Cases of a little-known respiratory virus that causes common cold-like symptoms surged this spring in the U.S., according to recently released data.
Human metapneumovirus, or HMPV, has garnered increased attention after the Centers for Disease Control and Prevention (CDC) reported a higher-than-normal number of cases this past spring.
The CDC reported that at the peak of the virus in mid-March, nearly 11 percent of PCR tests showed a positive HMPV diagnosis while more than 19 percent of antigen tests were positive.
The percentage of positive PCR tests has since dropped to about 2 percent as of May 13.
According to the CDC, the percent of tests that returned positive peaked between 6.2 percent and 7.7 percent before the COVID-19 pandemic, when figures for HMPV in particular dropped.
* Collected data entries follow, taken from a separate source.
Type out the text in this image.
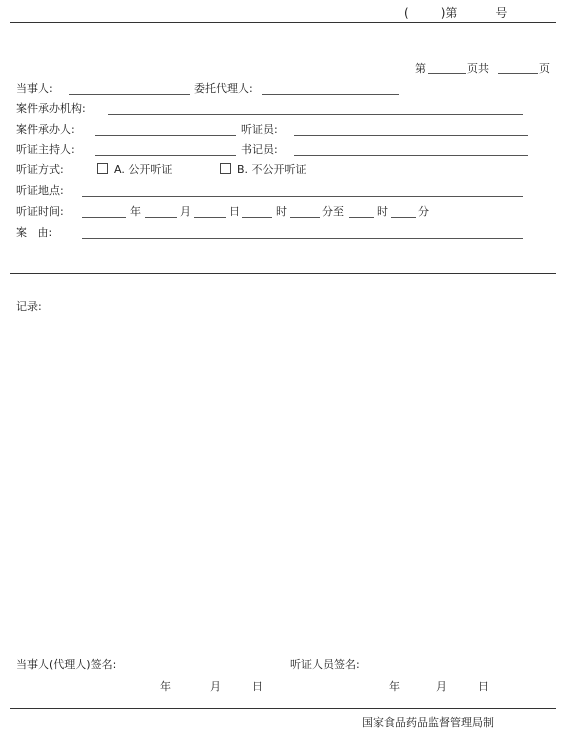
(	)第	号
第	页共	页
当事人:	委托代理人:
案件承办机构:
案件承办人:	听证员:
听证主持人:	书记员:
听证方式:	A. 公开听证	B. 不公开听证
听证地点:
听证时间:	年	月	日	时	分至	时	分
案   由:
记录:
当事人(代理人)签名:	听证人员签名:
年	月	日	年	月	日
国家食品药品监督管理局制
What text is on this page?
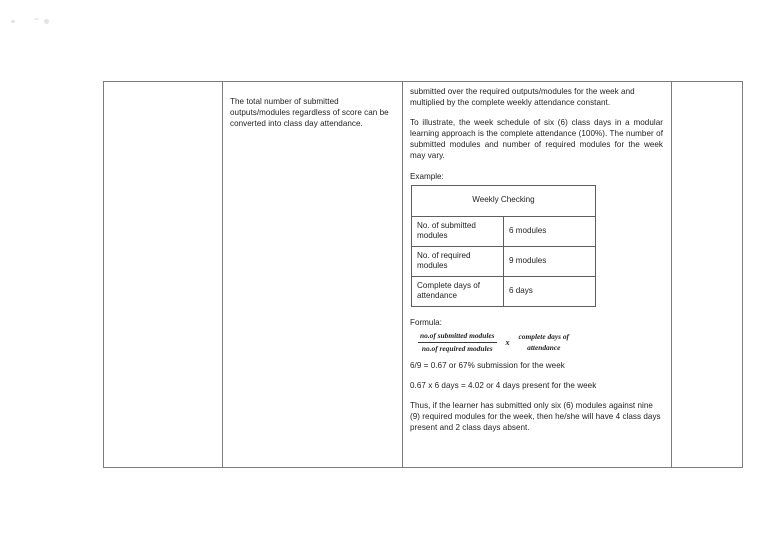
The total number of submitted outputs/modules regardless of score can be converted into class day attendance.

submitted over the required outputs/modules for the week and multiplied by the complete weekly attendance constant.

To illustrate, the week schedule of six (6) class days in a modular learning approach is the complete attendance (100%). The number of submitted modules and number of required modules for the week may vary.

Example:

Weekly Checking
No. of submitted modules	6 modules
No. of required modules	9 modules
Complete days of attendance	6 days

Formula:

$\frac{\text{no.of submitted modules}}{\text{no.of required modules}}$ x
complete days of
attendance

6/9 = 0.67 or 67% submission for the week

0.67 x 6 days = 4.02 or 4 days present for the week

Thus, if the learner has submitted only six (6) modules against nine (9) required modules for the week, then he/she will have 4 class days present and 2 class days absent.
Although the CDC reported a spike in infections this year for HMPV, most people who may have had the virus likely were not tested for it because the symptoms are consistent with those of a common cold.
According to the CDC, symptoms of HMPV include cough, fever, nasal congestion and shortness of breath.
Human metapneumovirus was first discovered in 2001 as a paramyxovirus, which is a family of viruses that can cause common infections, including RSV, measles and mumps.
This virus typically has mild symptoms but could result in progressing to bronchitis or pneumonia for younger or older people or those with compromised immune systems.
There is no antiviral treatment for HMPV or a vaccine to prevent it, the CDC says, noting health care providers may not test for it because it was a “recently recognized” virus.
The virus is spread through coughing, sneezing or coming into contact with the virus through personal contact or touching an object that could be contaminated before touching eyes, mouth or nose, according to the CDC.